When assessing the consequences of the gamble the Ravens lost (by winning the Super Bowl), it’s important to remember one thing.
By not signing a new deal prior to the 2012 season, quarterback Joe Flacco played last year for $6.76 million.
If, hypothetically (wink . . . nod . . . fart), the Ravens had offered Flacco in August 2012 a five-year deal that would have replaced the final season of his five-year rookie contract and if, hypothetically (wink . . . nod . . . shart), the five-year package had an average of $16 million per year, the Ravens came out of this not with a five-year, $80 million dollar deal but a seven-year, $127.3 million arrangement.
The average over the seven years is $18.19 million. By the last few seasons of the deal, there’s a chance that 10 or more quarterbacks will be making as much or more per year.

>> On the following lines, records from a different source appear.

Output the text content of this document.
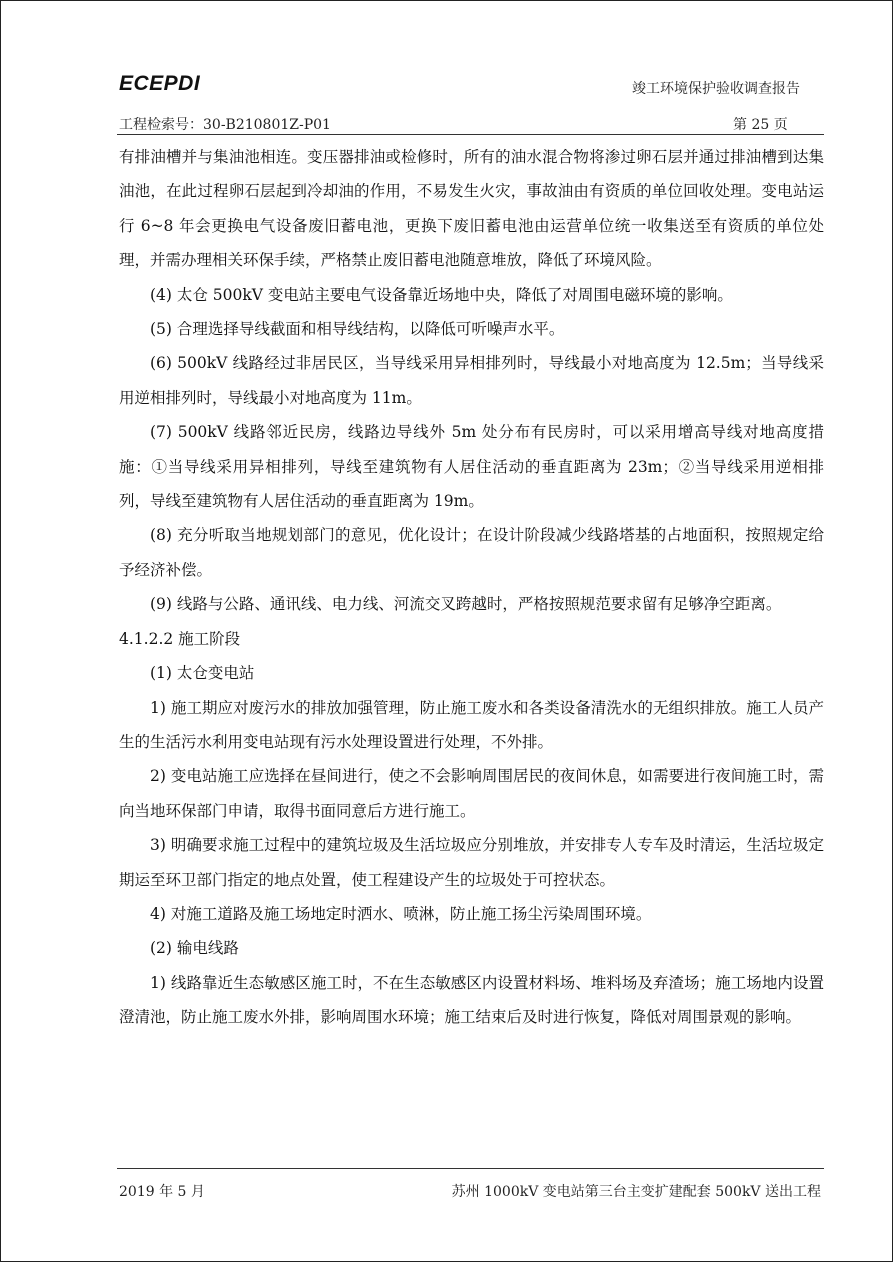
ECEPDI	竣工环境保护验收调查报告
工程检索号：30-B210801Z-P01	第 25 页

有排油槽并与集油池相连。变压器排油或检修时，所有的油水混合物将渗过卵石层并通过排油槽到达集油池，在此过程卵石层起到冷却油的作用，不易发生火灾，事故油由有资质的单位回收处理。变电站运行 6~8 年会更换电气设备废旧蓄电池，更换下废旧蓄电池由运营单位统一收集送至有资质的单位处理，并需办理相关环保手续，严格禁止废旧蓄电池随意堆放，降低了环境风险。

(4) 太仓 500kV 变电站主要电气设备靠近场地中央，降低了对周围电磁环境的影响。

(5) 合理选择导线截面和相导线结构，以降低可听噪声水平。

(6) 500kV 线路经过非居民区，当导线采用异相排列时，导线最小对地高度为 12.5m；当导线采用逆相排列时，导线最小对地高度为 11m。

(7) 500kV 线路邻近民房，线路边导线外 5m 处分布有民房时，可以采用增高导线对地高度措施：①当导线采用异相排列，导线至建筑物有人居住活动的垂直距离为 23m；②当导线采用逆相排列，导线至建筑物有人居住活动的垂直距离为 19m。

(8) 充分听取当地规划部门的意见，优化设计；在设计阶段减少线路塔基的占地面积，按照规定给予经济补偿。

(9) 线路与公路、通讯线、电力线、河流交叉跨越时，严格按照规范要求留有足够净空距离。

4.1.2.2 施工阶段

(1) 太仓变电站

1) 施工期应对废污水的排放加强管理，防止施工废水和各类设备清洗水的无组织排放。施工人员产生的生活污水利用变电站现有污水处理设置进行处理，不外排。

2) 变电站施工应选择在昼间进行，使之不会影响周围居民的夜间休息，如需要进行夜间施工时，需向当地环保部门申请，取得书面同意后方进行施工。

3) 明确要求施工过程中的建筑垃圾及生活垃圾应分别堆放，并安排专人专车及时清运，生活垃圾定期运至环卫部门指定的地点处置，使工程建设产生的垃圾处于可控状态。

4) 对施工道路及施工场地定时洒水、喷淋，防止施工扬尘污染周围环境。

(2) 输电线路

1) 线路靠近生态敏感区施工时，不在生态敏感区内设置材料场、堆料场及弃渣场；施工场地内设置澄清池，防止施工废水外排，影响周围水环境；施工结束后及时进行恢复，降低对周围景观的影响。

2019 年 5 月	苏州 1000kV 变电站第三台主变扩建配套 500kV 送出工程
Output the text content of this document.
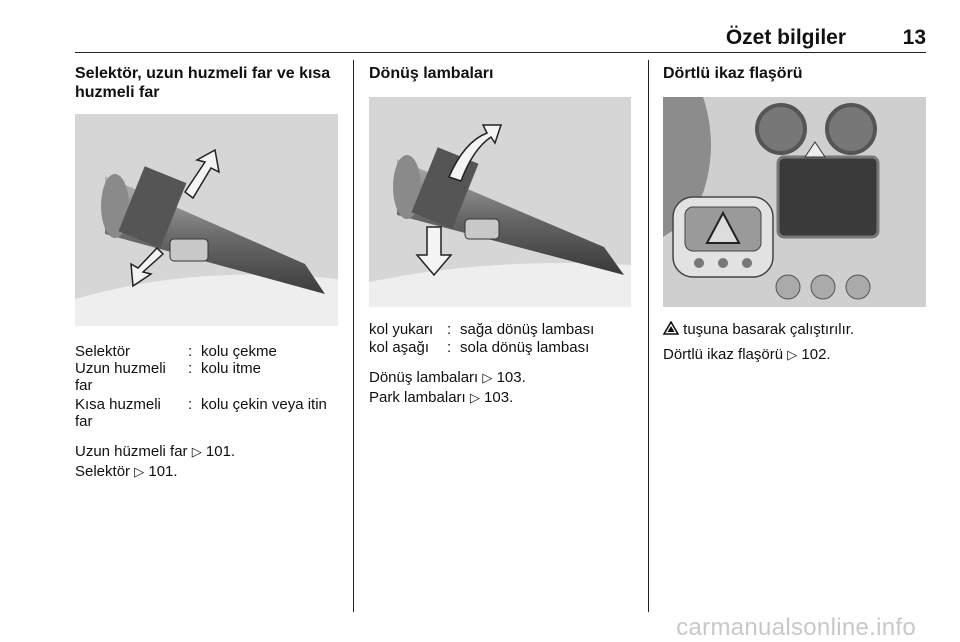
Özet bilgiler	13
Selektör, uzun huzmeli far ve kısa
huzmeli far
Selektör	: kolu çekme
Uzun huzmeli
far
: kolu itme
Kısa huzmeli
far
: kolu çekin veya itin
Uzun hüzmeli far ▷ 101.
Selektör ▷ 101.
Dönüş lambaları
kol yukarı : sağa dönüş lambası
kol aşağı : sola dönüş lambası
Dönüş lambaları ▷ 103.
Park lambaları ▷ 103.
Dörtlü ikaz flaşörü
tuşuna basarak çalıştırılır.
Dörtlü ikaz flaşörü ▷ 102.
carmanualsonline.info
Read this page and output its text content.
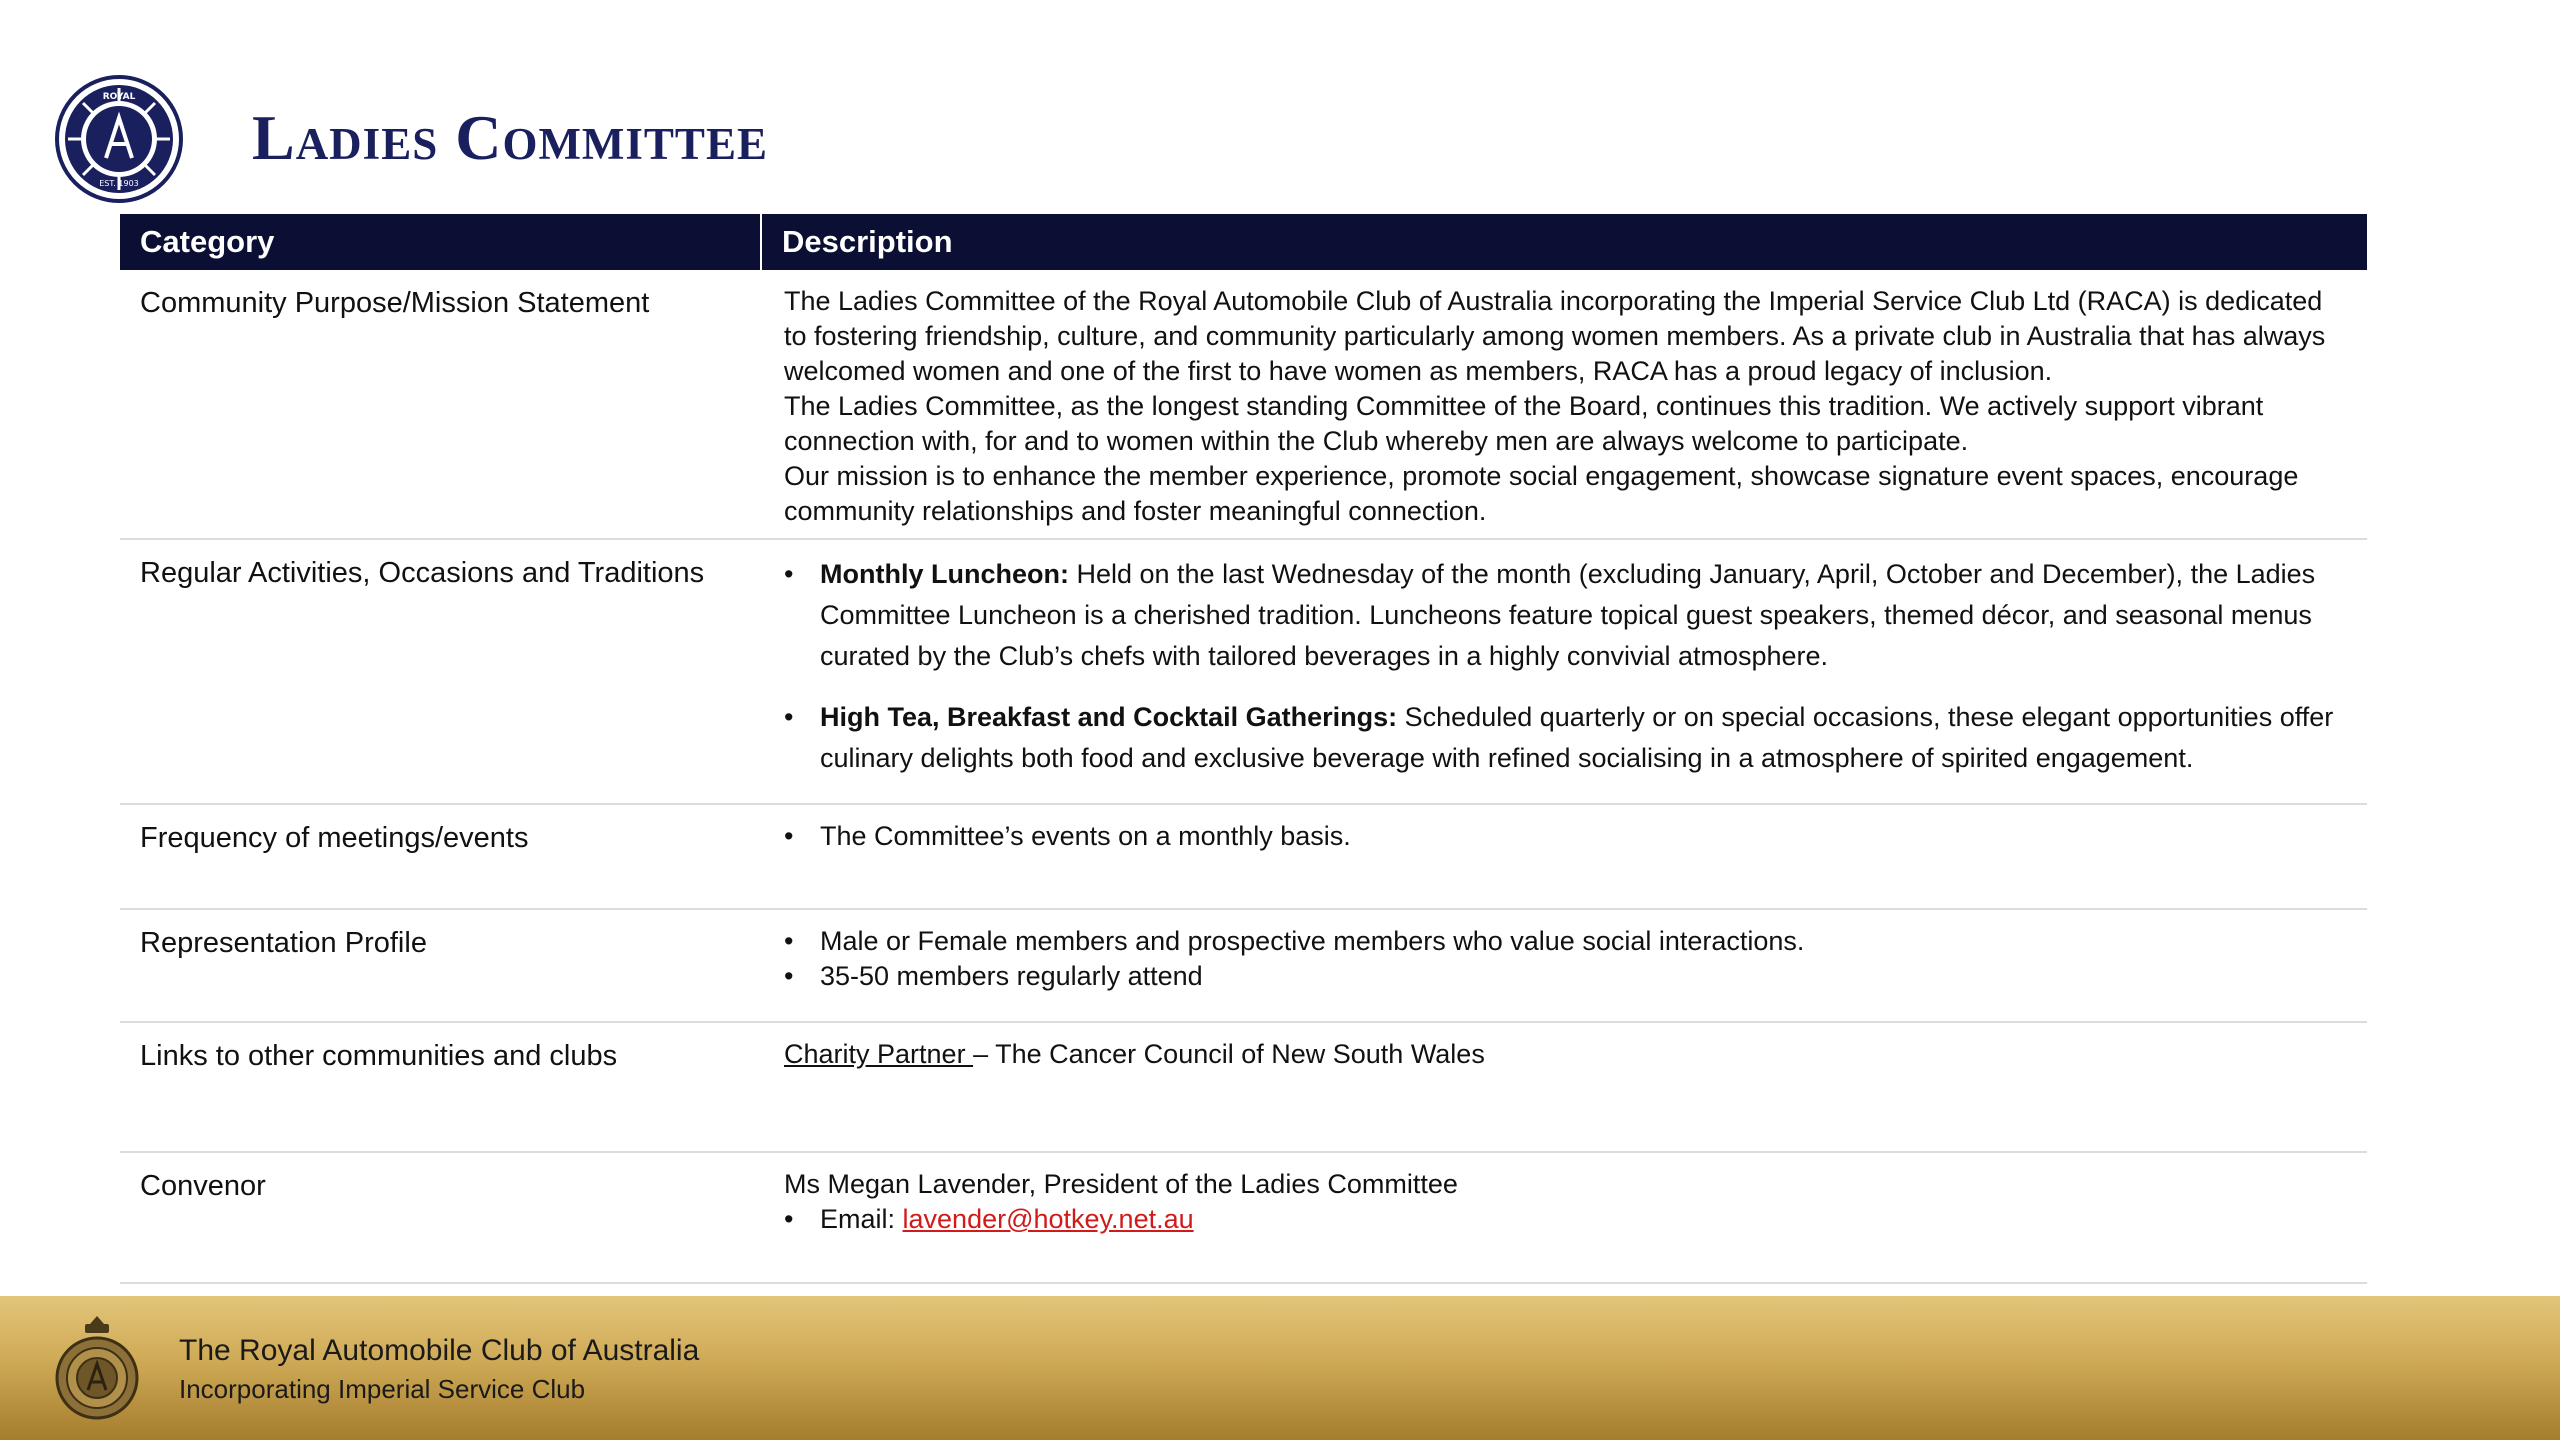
ROYAL
EST. 1903
Ladies Committee
Category	Description
Community Purpose/Mission Statement	The Ladies Committee of the Royal Automobile Club of Australia incorporating the Imperial Service Club Ltd (RACA) is dedicated to fostering friendship, culture, and community particularly among women members. As a private club in Australia that has always welcomed women and one of the first to have women as members, RACA has a proud legacy of inclusion.

The Ladies Committee, as the longest standing Committee of the Board, continues this tradition. We actively support vibrant connection with, for and to women within the Club whereby men are always welcome to participate.

Our mission is to enhance the member experience, promote social engagement, showcase signature event spaces, encourage community relationships and foster meaningful connection.

Regular Activities, Occasions and Traditions	• Monthly Luncheon: Held on the last Wednesday of the month (excluding January, April, October and December), the Ladies Committee Luncheon is a cherished tradition. Luncheons feature topical guest speakers, themed décor, and seasonal menus curated by the Club’s chefs with tailored beverages in a highly convivial atmosphere.
• High Tea, Breakfast and Cocktail Gatherings: Scheduled quarterly or on special occasions, these elegant opportunities offer culinary delights both food and exclusive beverage with refined socialising in a atmosphere of spirited engagement.
Frequency of meetings/events	• The Committee’s events on a monthly basis.
Representation Profile	• Male or Female members and prospective members who value social interactions.
• 35-50 members regularly attend
Links to other communities and clubs	Charity Partner – The Cancer Council of New South Wales
Convenor	Ms Megan Lavender, President of the Ladies Committee

• Email: lavender@hotkey.net.au
The Royal Automobile Club of Australia
Incorporating Imperial Service Club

Even if the Ravens had been offering $18 million per year last August, they would have had Flacco under contract through 2016. He’s now under contract through 2018, at roughly the same average.
So while Flacco indeed took a chance and won, the Ravens didn’t lose quite as badly as they could have — especially if the two sides hadn’t agreed to a deal by Monday, at which time the Ravens most likely would have applied the non-exclusive franchise tag and other teams would have accelerated their plans to make a run at getting Flacco to sign a front-loaded offer sheet.
To his credit, Flacco opted not to push the game of chess/chicken to the brink. In that regard, he did far more for his team this week than did St. Thomas of San Mateo.